1. to 3. are measured using at least two files:

  • in-file with no lines. This is used to measure the loading overhead of the system.
  • in-file with actual test sentences (in this task, newstest201{4,5}.en).

If the process (each trial of run.sh) did not finish within the specified time limit, the server will kill all running processes, and will not record any results about the submitted system.

Baseline Systems

We provide 3 baseline images:

  • wnmt2018_organizer_echo
    • Just sending the input back to the output.
    • This performs extremely fast and consumes very small memory, but also generates the worst BLEU (usually 0 or very small value).
  • wnmt2018_organizer_nmt-1cpu
    • Performing an encoder-decoder-attention translation system on one CPU.
  • wnmt2018_organizer_nmt-1gpu
    • Same as nmt-1cpu, but also uses one GPU through CUDA.

Each docker images can be downloaded from the Google Drive.

Following table shows the metrics of baseline systems on the evaluation server (expected; please grab results for official metrics):

  • newstest2014:
  • newstest2015:

(BLEU are calculated without any postprocessings)

In addition, Amazon has released a Sockeye system that competitors can use for the WNMT18 shared task with step-by-step directions and a link for downloading a pre-trained model, which can be found here.

Computation Credits

Amazon has kindly donated computation credits for teams that wish to test their models on AWS. Any teams that plan on participating in the shared task, please contact the shared task organizers and we will be happy to give you credits.

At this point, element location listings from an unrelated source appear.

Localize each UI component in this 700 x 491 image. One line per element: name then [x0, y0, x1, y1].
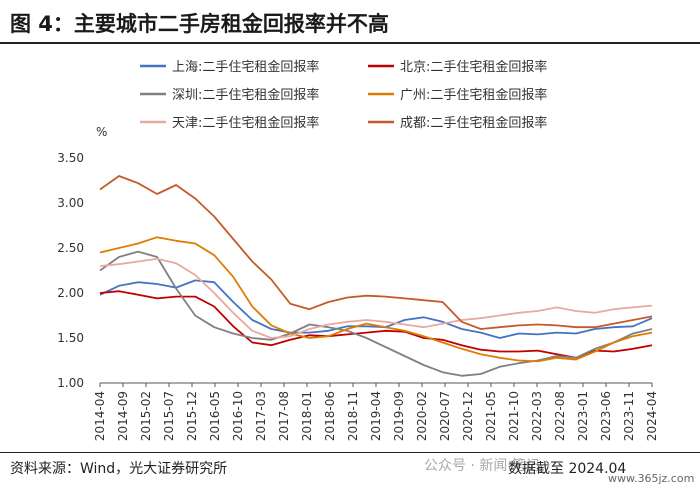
x-tick-label: 2018-11 [346, 391, 360, 441]
x-tick-label: 2017-03 [254, 391, 268, 441]
x-tick-label: 2023-01 [576, 391, 590, 441]
y-tick-label: 1.00 [57, 376, 84, 390]
legend-label: 深圳:二手住宅租金回报率 [172, 87, 319, 103]
x-tick-label: 2014-04 [93, 391, 107, 441]
legend-label: 广州:二手住宅租金回报率 [400, 87, 547, 103]
y-axis: 1.00 1.50 2.00 2.50 3.00 3.50 [57, 151, 84, 390]
legend-label: 北京:二手住宅租金回报率 [400, 59, 547, 75]
x-tick-label: 2021-05 [484, 391, 498, 441]
x-tick-label: 2016-10 [231, 391, 245, 441]
top-rule [0, 42, 700, 44]
x-tick-label: 2015-12 [185, 391, 199, 441]
x-tick-label: 2014-09 [116, 391, 130, 441]
x-tick-label: 2018-01 [300, 391, 314, 441]
x-tick-label: 2022-08 [553, 391, 567, 441]
x-tick-label: 2024-04 [645, 391, 659, 441]
x-tick-label: 2017-08 [277, 391, 291, 441]
source-note: 资料来源：Wind，光大证券研究所 [10, 461, 228, 477]
series-line-0 [99, 279, 653, 339]
y-tick-label: 3.00 [57, 196, 84, 210]
legend-label: 成都:二手住宅租金回报率 [400, 115, 547, 131]
x-tick-label: 2020-07 [438, 391, 452, 441]
figure-title: 图 4：主要城市二手房租金回报率并不高 [10, 12, 389, 36]
x-tick-label: 2023-06 [599, 391, 613, 441]
x-tick-label: 2018-06 [323, 391, 337, 441]
data-cutoff-note: 数据截至 2024.04 [508, 461, 627, 477]
x-tick-label: 2020-02 [415, 391, 429, 441]
y-tick-label: 2.00 [57, 286, 84, 300]
x-tick-label: 2015-07 [162, 391, 176, 441]
x-axis: 2014-04 2014-09 2015-02 2015-07 2015-12 2016-… [93, 382, 659, 441]
legend-label: 上海:二手住宅租金回报率 [172, 59, 319, 75]
y-tick-label: 3.50 [57, 151, 84, 165]
series-line-3 [99, 236, 653, 363]
x-tick-label: 2019-04 [369, 391, 383, 441]
x-tick-label: 2016-05 [208, 391, 222, 441]
series-line-5 [99, 175, 653, 330]
watermark-url: www.365jz.com [608, 472, 695, 485]
x-tick-label: 2015-02 [139, 391, 153, 441]
y-tick-label: 2.50 [57, 241, 84, 255]
series-lines [99, 175, 653, 377]
x-tick-label: 2021-10 [507, 391, 521, 441]
x-tick-label: 2023-11 [622, 391, 636, 441]
y-axis-label: % [96, 125, 107, 139]
x-tick-label: 2019-09 [392, 391, 406, 441]
x-tick-label: 2020-12 [461, 391, 475, 441]
watermark: 公众号 · 新闻 笔记 [424, 458, 540, 474]
series-line-1 [99, 290, 653, 359]
series-line-4 [99, 257, 653, 339]
x-tick-label: 2022-03 [530, 391, 544, 441]
bottom-rule [0, 452, 700, 453]
legend-label: 天津:二手住宅租金回报率 [172, 115, 319, 131]
series-line-2 [99, 250, 653, 377]
y-tick-label: 1.50 [57, 331, 84, 345]
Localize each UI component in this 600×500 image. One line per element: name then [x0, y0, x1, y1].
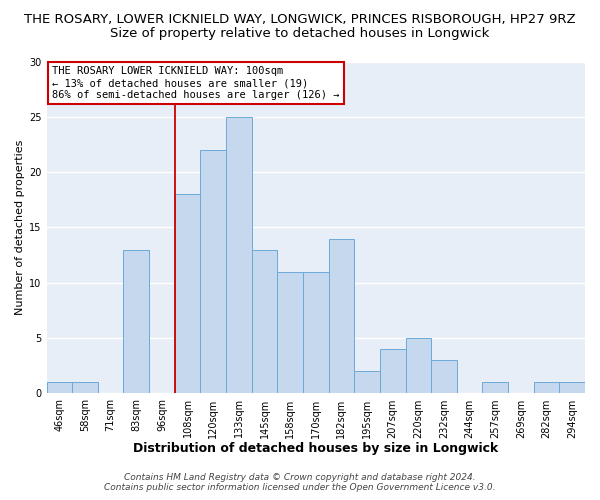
Bar: [431, 360, 457, 394]
Text: THE ROSARY, LOWER ICKNIELD WAY, LONGWICK, PRINCES RISBOROUGH, HP27 9RZ: THE ROSARY, LOWER ICKNIELD WAY, LONGWICK…: [24, 12, 576, 26]
Bar: [354, 372, 380, 394]
Bar: [175, 194, 200, 394]
Bar: [406, 338, 431, 394]
Bar: [226, 117, 251, 394]
Text: THE ROSARY LOWER ICKNIELD WAY: 100sqm
← 13% of detached houses are smaller (19)
: THE ROSARY LOWER ICKNIELD WAY: 100sqm ← …: [52, 66, 340, 100]
Bar: [251, 250, 277, 394]
Text: Contains HM Land Registry data © Crown copyright and database right 2024.
Contai: Contains HM Land Registry data © Crown c…: [104, 473, 496, 492]
Bar: [534, 382, 559, 394]
Bar: [380, 349, 406, 394]
Y-axis label: Number of detached properties: Number of detached properties: [15, 140, 25, 315]
Bar: [124, 250, 149, 394]
Bar: [559, 382, 585, 394]
Bar: [72, 382, 98, 394]
Bar: [303, 272, 329, 394]
Bar: [329, 238, 354, 394]
Bar: [47, 382, 72, 394]
Bar: [482, 382, 508, 394]
Text: Size of property relative to detached houses in Longwick: Size of property relative to detached ho…: [110, 28, 490, 40]
X-axis label: Distribution of detached houses by size in Longwick: Distribution of detached houses by size …: [133, 442, 499, 455]
Bar: [200, 150, 226, 394]
Bar: [277, 272, 303, 394]
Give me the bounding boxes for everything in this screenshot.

Also, if you are interested in training systems using Sockeye but don't have resources to do so on your own, there are larger portions of free credits available for a limited number of teams. Similarly, get in contact with the task organizers and we will help you out.

Submission Information

  • Participating the task
    • Send a submission mail to wnmt2018-shared-task [at] googlegroups.com with the following information:
      • Team name (acceptable characters: alphanumeric and hyphen).
      • Name of the primary member of the team.
      • System preference:
        • Will use CPU evaluation (YES/NO)
        • Will use GPU evaluation (YES/NO)
  • Submitting the system description paper

Results

We finally got 13 systems (6 for CPU and 7 for GPU) from 4 teams. All metrics we retrieved are listed in Google Spreadsheet.

Contact Information

If you have any questions, please contact wnmt2018-shared-task [at] googlegroups.com

Important Dates

  • Jan 20, 2018: Task announcement
  • Mar 9, 2018: Baseline release
  • May 14, 2018: System submission deadline
  • May 18, 2018: Final result announcement/draft papers due
  • May 22, 2018: Review feedback of system description papers
  • May 28, 2018: Camera-ready papers due
  • Jul 20, 2018: Workshop at ACL in Melbourne!